Um exemplo claro hoje, além de Star Wars (verdadeira ode ao maniqueísmo), seria “The Independence Day”, um filme com uma agressividade simbólica e ideológica como poucos, chegando a sugerir um presidente norte-americano como líder de um esquadrão de aviões que combate alienígenas que almejam nossa destruição como raça.

No filme, mais uma vez os EUA se valem da indústria cultural para a construção da autoridade. E são necessárias novas leituras para develar que não só dentro do capitalismo a cultura (do conformismo) funciona como fachada para estratagemas politicas de poder autoritário, estimulando sentimentos como a xenofobia e o nacionalismo, ferramentais de controle desde a instituição do Estado Nação.

O cinema como produção mítica

Na mitologia grega, percebe-se uma naturalização das hierarquias e das tradições. Os gregos não estiveram isentos de utilizar a religião como instrumento político: todo herói pertence de algum modo à nobreza, e em todos os casos a desobediência aos deuses repercute numa desgraça iminente.

A partir de diferentes disciplinas, Barthes, Jung e Lévi-Strauss propuseram que enxerguemos a produção mítica não como produto de um pensamento primitivo, mas como um relato que reflete a representação do nosso eu mais essencial. O sci-fi, nesse sentido, pode ser usado como instrumento de governo, de forma consciente e inconsciente, dependendo da circunstância de sua produção. Dentre as teorias críticas, encara-se o mito como produção cultural de cunho político.

Em 1902 estreava o filme “Viagem à Lua” de Méliès (assista abaixo), considerado o primeiro filme de ficção científica da história do cinema. O relato baseia-se num romance de Júlio Verne, aonde se retrata uma comunidade científica que organiza uma viagem até a lua numa cápsula em forma de bala disparada por um canhão gigante. Contextualizado, o filme é um reflexo do otimismo pelo avanço da tecnologia e da ciência da época.

Logo, Méliès se apoia no romance “The First Men in the Moon”, de Wells, para dar vida aos selenitas, primeiros alienígenas a aparecerem na tela grande, e que levam esse nome em homenagem à mitologia grega. Eles são os moradores da lua que recebem com hostilidade aos astronautas. Na antiga Grécia, acreditava-se que no além-mar existia todo tipo de perigos e criaturas sobrenaturais. Todos os relatos de viagens marítimas foram enfeitados com aparições de bestas e seres mitológicos.

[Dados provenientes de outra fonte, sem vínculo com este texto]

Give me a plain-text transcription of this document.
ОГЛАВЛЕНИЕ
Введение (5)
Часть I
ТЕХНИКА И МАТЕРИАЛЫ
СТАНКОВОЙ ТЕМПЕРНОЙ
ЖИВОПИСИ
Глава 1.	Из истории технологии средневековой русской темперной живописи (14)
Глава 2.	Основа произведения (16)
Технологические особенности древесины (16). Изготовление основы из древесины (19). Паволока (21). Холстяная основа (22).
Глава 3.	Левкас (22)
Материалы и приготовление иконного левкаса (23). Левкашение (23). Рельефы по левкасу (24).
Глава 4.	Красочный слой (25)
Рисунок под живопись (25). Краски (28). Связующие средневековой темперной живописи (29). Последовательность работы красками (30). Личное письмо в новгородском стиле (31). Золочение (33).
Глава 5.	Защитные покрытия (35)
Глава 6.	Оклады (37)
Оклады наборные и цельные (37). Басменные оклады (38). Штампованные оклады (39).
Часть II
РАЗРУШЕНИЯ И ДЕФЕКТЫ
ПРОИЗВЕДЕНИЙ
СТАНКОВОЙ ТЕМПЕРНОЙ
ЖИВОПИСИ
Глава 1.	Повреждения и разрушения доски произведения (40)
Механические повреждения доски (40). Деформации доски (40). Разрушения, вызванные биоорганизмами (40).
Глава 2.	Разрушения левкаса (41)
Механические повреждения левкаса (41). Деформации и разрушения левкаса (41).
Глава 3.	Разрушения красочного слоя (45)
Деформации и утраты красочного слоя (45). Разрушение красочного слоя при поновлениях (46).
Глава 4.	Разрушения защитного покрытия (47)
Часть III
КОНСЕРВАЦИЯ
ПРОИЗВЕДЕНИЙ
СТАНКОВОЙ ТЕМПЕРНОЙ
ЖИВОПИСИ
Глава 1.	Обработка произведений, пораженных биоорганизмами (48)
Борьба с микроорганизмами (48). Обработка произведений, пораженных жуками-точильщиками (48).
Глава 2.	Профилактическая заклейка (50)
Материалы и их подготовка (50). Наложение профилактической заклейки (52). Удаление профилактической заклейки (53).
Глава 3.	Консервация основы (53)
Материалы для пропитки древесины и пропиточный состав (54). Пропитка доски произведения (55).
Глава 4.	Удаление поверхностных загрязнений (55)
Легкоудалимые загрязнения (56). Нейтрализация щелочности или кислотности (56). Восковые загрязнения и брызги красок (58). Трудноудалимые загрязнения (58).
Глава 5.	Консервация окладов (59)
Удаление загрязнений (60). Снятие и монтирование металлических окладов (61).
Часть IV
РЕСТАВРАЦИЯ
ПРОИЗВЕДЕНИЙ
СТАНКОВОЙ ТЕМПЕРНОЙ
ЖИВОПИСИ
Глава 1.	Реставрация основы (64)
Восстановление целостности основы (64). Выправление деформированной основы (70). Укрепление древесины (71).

Anos mais tarde, o materialismo daria seu primeiro filme Sci-Fi com o impressionante “Metrópolis” (Fritz Lang, 1926), o filme mais caro produzido na Europa até aquele então. O futuro do homem não é descrito aqui com uma paisagem pós-apocalíptica, sem alienígenas nem viagens ao espaço exterior. Para Fritz Lang e Thea von Harbou (sua esposa e criadora original do roteiro), o futuro da humanidade está caraterizado por uma gritante opressão da burguesia sobre a classe trabalhadora, relegada a morar embaixo da terra, entregando suas vidas para dar funcionamento a uma máquina monstruosa chamada de Moloch (demônio da tradição cristã que devora crianças ou “inocentes”), e que representaria um enorme complexo industrial.

Em Metropolis, sci-fi de Fritz Lang (1927), é retratado o ano de 2026 / Foto: Divulgação

O argumento do filme é de caráter ostensivamente messiânico, com inúmeras referências à bíblia e com uma intencionalidade clara de subverter ou reescrever um novo relato épico de um messias que logra liberar o homem da opressão que ele mesmo criou para sim. Campbell entendeu que em todas as narrativas épicas da nossa produção cultural existe algo chamado de “A Jornada do Herói”: um padrão narrativo que subjaze nos grandes relatos míticos da nossa civilização (Cristo, Moisés, Buda, tantos outros).

Cinema, sociedade e controle

Vemos, em filmes como “Matrix” (Wachowski Brothers, 1999), mecanismos da sociedade disciplinar de Foucault. Sabemos que somos manipulados pela propaganda na sociedade de consumo – que estimula sem piedade nossos sentidos – mas não sabemos quem exatamente arquiteta tudo isso. A realidade virtual cumpre a função de sedar a nossa psique com prazer, entretenimentos, jornalismos a vácuo, ao passo que esconde os detentores do engano que nos envolve. Em “Matrix”, Morpheus (o deus do sono na mitologia grega) explica: você precisa entender que a maioria destas pessoas não está preparada para despertar.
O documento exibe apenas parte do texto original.